Calculating average of two values, minimizing errors

Question

I am doing some floating point calculations and the results are not as accurate as I want them to be.

This is the algorithm:

...
center = (max_x + min_x) / 2
distance = old_x - center
new_x = center + (distance * factor)

return new_x

min_x, max_x, and old_x are all floats. I believe that the greatest error is introduced when I'm taking the average of the max and the min, and then the error is multiplied by the factor (which can be a float).

How can I minimize the error due to FP computation so that new_x is as precise as it can be?

Answer 1

If old_x and center are close then you're losing precision.

It's called Loss of significance

You could change the calculation so the subtraction happenS in the end:

center = (max_x + min_x) / 2
new_x = (center + (old_x * factor)) - (center * factor)

Answer 2

Depending on your language, there is probably a fixed/arbitrary precision numeric type you can use such as decimal in python or BigDecimal in Java.

Answer 3

All the previous implementations do not use rounding and thus have a large error: Here's how to do this in fixed point math: I'm using X.1u prevision (1 LSB is used for fraction part).

//center = (max_x + min_x) / 2
center = max_x + min_x // zero error here

// distance = old_x - center
distance = (old_x << 1) - center // zero error here

//new_x = center + (distance * factor)
new_x = (**1** + center + (distance * factor)) >> 1

return new_x

If factor is a fixed point (integer) too with N bits describing the fraction then new_x can be calculated as:

new_x = ( (1 << N) + (center << N) + (distance * factor) ) >> (N + 1)

• (center << N) has N+1 fraction bits
• distance * factor has N+1 fraction bits
• (1 << N) is a 'half' as 1 << (N+1) is 'one' in the above fixed point precision.

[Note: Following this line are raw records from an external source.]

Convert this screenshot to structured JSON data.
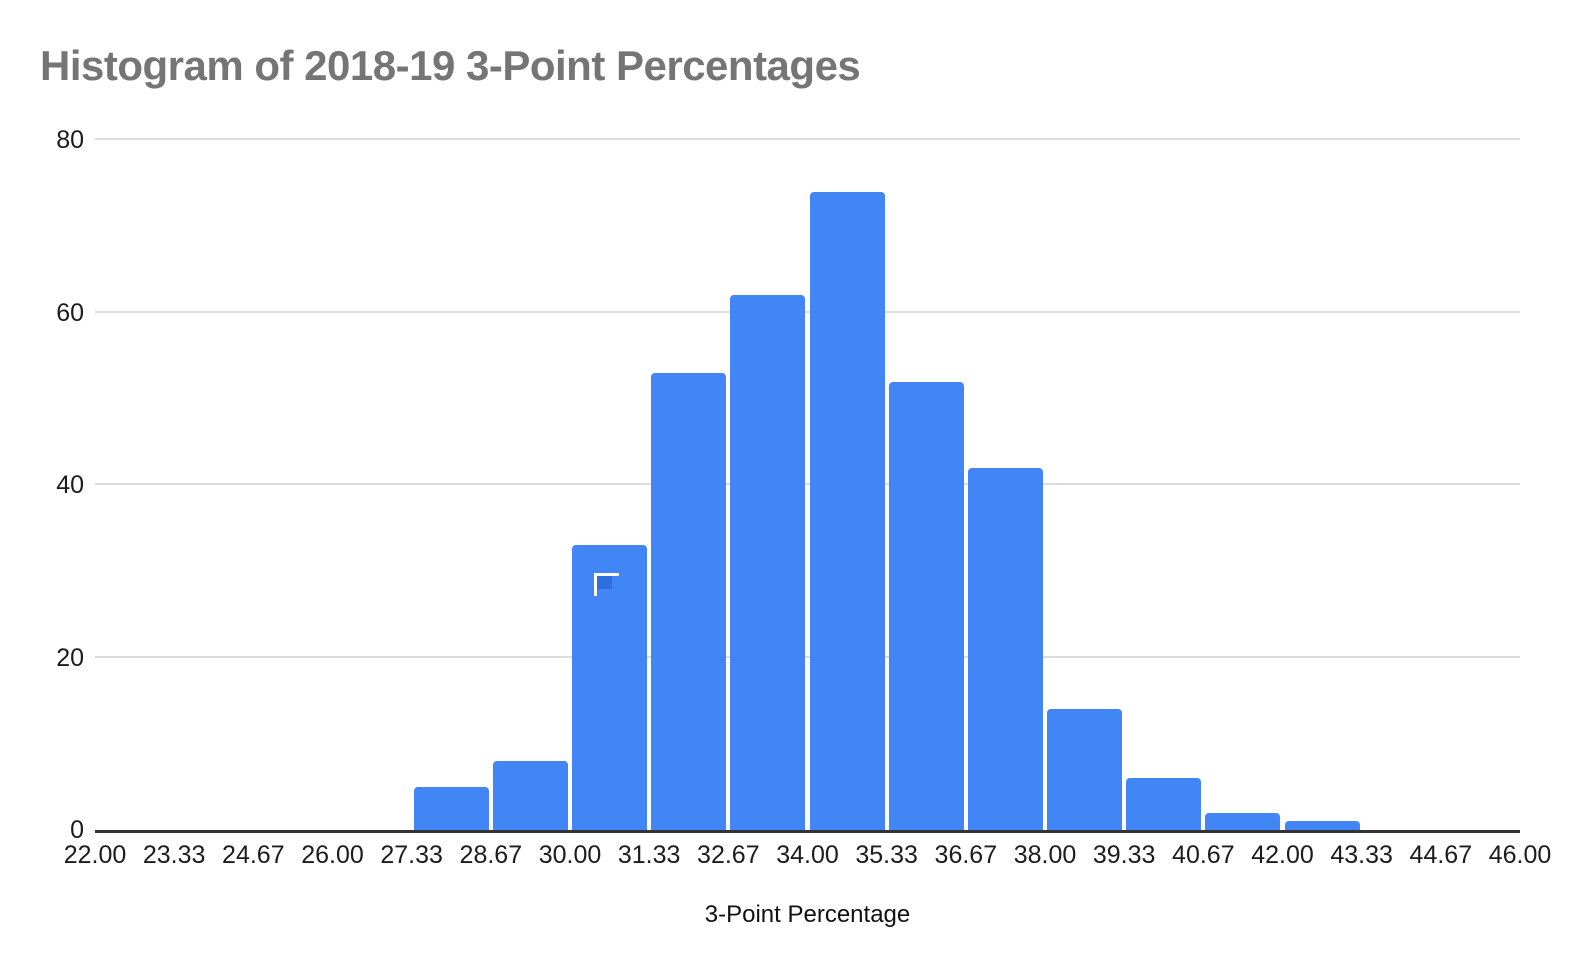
{
  "chart_data": {
    "type": "bar",
    "subtype": "histogram",
    "title": "Histogram of 2018-19 3-Point Percentages",
    "title_color": "#757575",
    "xlabel": "3-Point Percentage",
    "ylabel": "",
    "bar_color": "#4285f4",
    "gridline_color": "#dddddd",
    "axis_line_color": "#333333",
    "tick_label_color": "#1c1c1c",
    "grid": true,
    "legend": "none",
    "x_range": [
      22,
      46
    ],
    "y_range": [
      0,
      80
    ],
    "y_ticks": [
      0,
      20,
      40,
      60,
      80
    ],
    "y_tick_labels": [
      "0",
      "20",
      "40",
      "60",
      "80"
    ],
    "x_tick_labels": [
      "22.00",
      "23.33",
      "24.67",
      "26.00",
      "27.33",
      "28.67",
      "30.00",
      "31.33",
      "32.67",
      "34.00",
      "35.33",
      "36.67",
      "38.00",
      "39.33",
      "40.67",
      "42.00",
      "43.33",
      "44.67",
      "46.00"
    ],
    "bins": [
      {
        "start": "22.00",
        "end": "23.33",
        "count": 0
      },
      {
        "start": "23.33",
        "end": "24.67",
        "count": 0
      },
      {
        "start": "24.67",
        "end": "26.00",
        "count": 0
      },
      {
        "start": "26.00",
        "end": "27.33",
        "count": 0
      },
      {
        "start": "27.33",
        "end": "28.67",
        "count": 5
      },
      {
        "start": "28.67",
        "end": "30.00",
        "count": 8
      },
      {
        "start": "30.00",
        "end": "31.33",
        "count": 33
      },
      {
        "start": "31.33",
        "end": "32.67",
        "count": 53
      },
      {
        "start": "32.67",
        "end": "34.00",
        "count": 62
      },
      {
        "start": "34.00",
        "end": "35.33",
        "count": 74
      },
      {
        "start": "35.33",
        "end": "36.67",
        "count": 52
      },
      {
        "start": "36.67",
        "end": "38.00",
        "count": 42
      },
      {
        "start": "38.00",
        "end": "39.33",
        "count": 14
      },
      {
        "start": "39.33",
        "end": "40.67",
        "count": 6
      },
      {
        "start": "40.67",
        "end": "42.00",
        "count": 2
      },
      {
        "start": "42.00",
        "end": "43.33",
        "count": 1
      },
      {
        "start": "43.33",
        "end": "44.67",
        "count": 0
      },
      {
        "start": "44.67",
        "end": "46.00",
        "count": 0
      }
    ],
    "selection_marker": {
      "on_bin_start": "30.00",
      "marker_inner_color": "#2f6fdd",
      "marker_bracket_color": "#ffffff"
    }
  }
}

After understanding each part, the above line can be compacted:

new_x = ( ((1 + center) << N) + (distance * factor) ) >> (N + 1)

The used integer type should be large enough, off course. If the valid range is unknown, one should check the input to this function and something else. In most cases this isn't needed.

This is as good as it get in fixed point math. This is how HW circuits perform integer math operations.

Answer 4

This eliminates at least one source of error from your original algorithm:

# Adding min and max can produce a value of larger magnitude, losing some low-order bits
center = min_x + (max_x - min_x)/2
distance = old_x - center
new_x = center + (distance * factor)

return new_x

If you have more knowledge of the relationship between old_x, min_x andmax_x, you can probably do better than this.

Answer 5

As Yochai says, your problem is probably caused by the subtraction old_x - center. If old_x and center are close to each other then you lose precision.

The simple solution would be do to the computation using double instead of float, but I guess that's not possible. In that case, you need to get rid of the subtraction. One possibility is

distance_max = max_x - center
distance_min = min_x - center
distance = (distance_max + distance_min) / 2
new_x = center + factor * distance

This helps if max_x, min_x and center are quite far apart while the average of max_x and min_x is close to center. If that does not help, perhaps you can adapt the computation of max_x so that you actually compute max_x - center but that needs changes in the part you did not show us.